The company behind the AI digital profiling system, VibraImage, claims its technology can identify how a person is feeling and their type of personality. The uses and applications of this type of AI technology include identifying ‘suspect’ individuals among crowds of people and grading the mental and emotional state of employees. Users of Vibralmage include police forces and airport security firms, and the technology has already been deployed at a FIFA World Cup and a G7 Summit.
In Japan, clients of such systems include the leading facial recognition provider, NEC, as well as Fujitsu and Toshiba. In South Korea, among other uses, it is being developed as a contactless lie detection system for use in police interrogations. In China, it has been officially certified for police use to identify suspicious individuals at airports and border crossings.

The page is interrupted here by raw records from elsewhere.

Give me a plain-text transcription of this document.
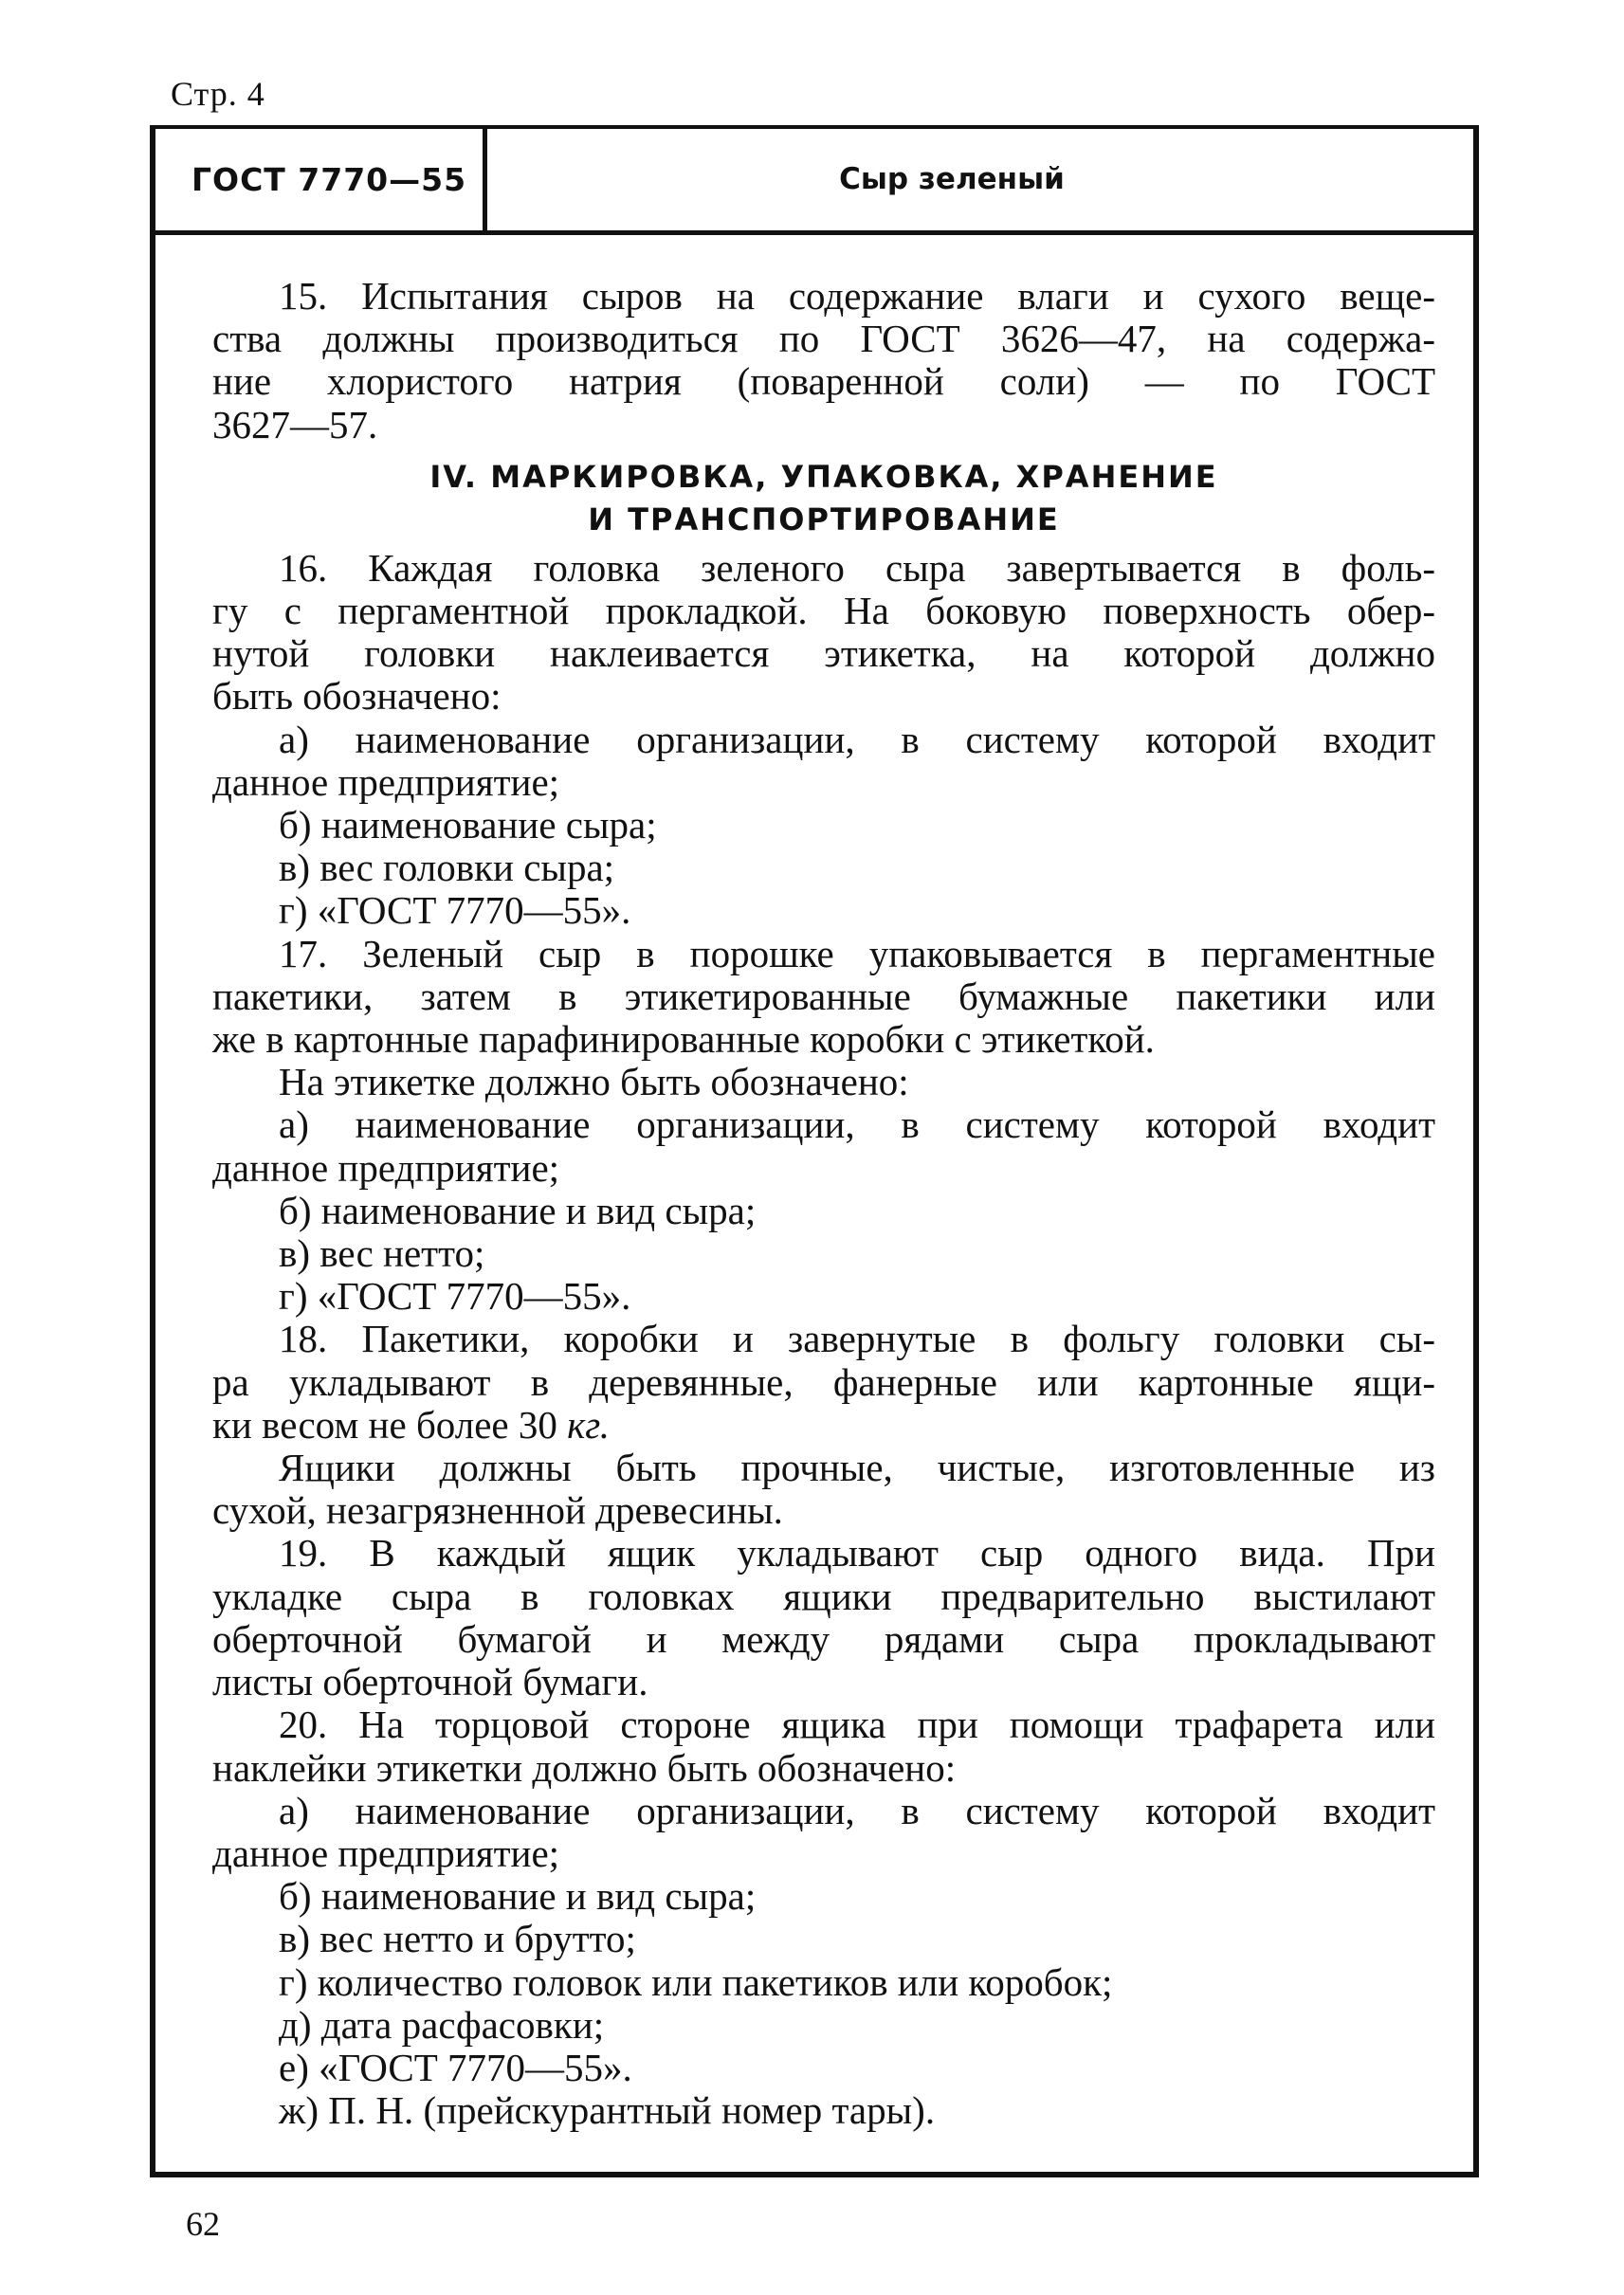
Стр. 4
ГОСТ 7770—55	Сыр зеленый

15. Испытания сыров на содержание влаги и сухого веще-

ства должны производиться по ГОСТ 3626—47, на содержа-

ние хлористого натрия (поваренной соли) — по ГОСТ

3627—57.

IV. МАРКИРОВКА, УПАКОВКА, ХРАНЕНИЕ
И ТРАНСПОРТИРОВАНИЕ

16. Каждая головка зеленого сыра завертывается в фоль-

гу с пергаментной прокладкой. На боковую поверхность обер-

нутой головки наклеивается этикетка, на которой должно

быть обозначено:

а) наименование организации, в систему которой входит

данное предприятие;

б) наименование сыра;

в) вес головки сыра;

г) «ГОСТ 7770—55».

17. Зеленый сыр в порошке упаковывается в пергаментные

пакетики, затем в этикетированные бумажные пакетики или

же в картонные парафинированные коробки с этикеткой.

На этикетке должно быть обозначено:

а) наименование организации, в систему которой входит

данное предприятие;

б) наименование и вид сыра;

в) вес нетто;

г) «ГОСТ 7770—55».

18. Пакетики, коробки и завернутые в фольгу головки сы-

ра укладывают в деревянные, фанерные или картонные ящи-

ки весом не более 30 кг.

Ящики должны быть прочные, чистые, изготовленные из

сухой, незагрязненной древесины.

19. В каждый ящик укладывают сыр одного вида. При

укладке сыра в головках ящики предварительно выстилают

оберточной бумагой и между рядами сыра прокладывают

листы оберточной бумаги.

20. На торцовой стороне ящика при помощи трафарета или

наклейки этикетки должно быть обозначено:

а) наименование организации, в систему которой входит

данное предприятие;

б) наименование и вид сыра;

в) вес нетто и брутто;

г) количество головок или пакетиков или коробок;

д) дата расфасовки;

е) «ГОСТ 7770—55».

ж) П. Н. (прейскурантный номер тары).

62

The technology works by using digital video surveillance and analysing the footage of involuntary micro-movements, or ‘vibrations’ of a person’s head, which are caused by muscles and the circulatory system.
It was developed by Russian biometrist Viktor Minkin through his ELSYS Corp back in 2001. He puts forward two theories supporting the idea that such movements are tied to emotional states, based firstly on the idea that the body’s system responsible for balance and spatial orientation is related to psychology and emotions. Secondly, by drawing a direct link between specific emotional-mental states and energy expended by muscles. Minkin claims this energy can be measured through tiny vibrations of the head.
This means involuntary movement of the face and head are, therefore, emotion, intention, and personality made visible. On top of spotting ‘suspects’, supporters believe this data can be used to determine personality and identify those more likely to commit a crime. However, these claims appear unprovable, and there are few scientific articles on VibraImage published in academic journals with rigorous peer reviews.
And it is not the only AI system out there to do this. Others have been trialled; for example, Avatar has been tested on the US-Mexico border and iBorderCtrl at the EU’s borders. Both are designed to detect deception among migrants.
The broader algorithmic emotion recognition industry was already worth US$12 billion in 2018, and it is expected to reach US$37.1 billion by 2026. As a result, there is growing concern around the need for rules on its ethics and more is required to decipher the technology’s use in forms of surveillance.
The European Commission’s announcement of draft AI regulations categorising the use of emotion recognition systems by law enforcement as ‘high risk’ and subject to higher levels of governance control is a good start in minimising any potential harms which could be caused by such systems.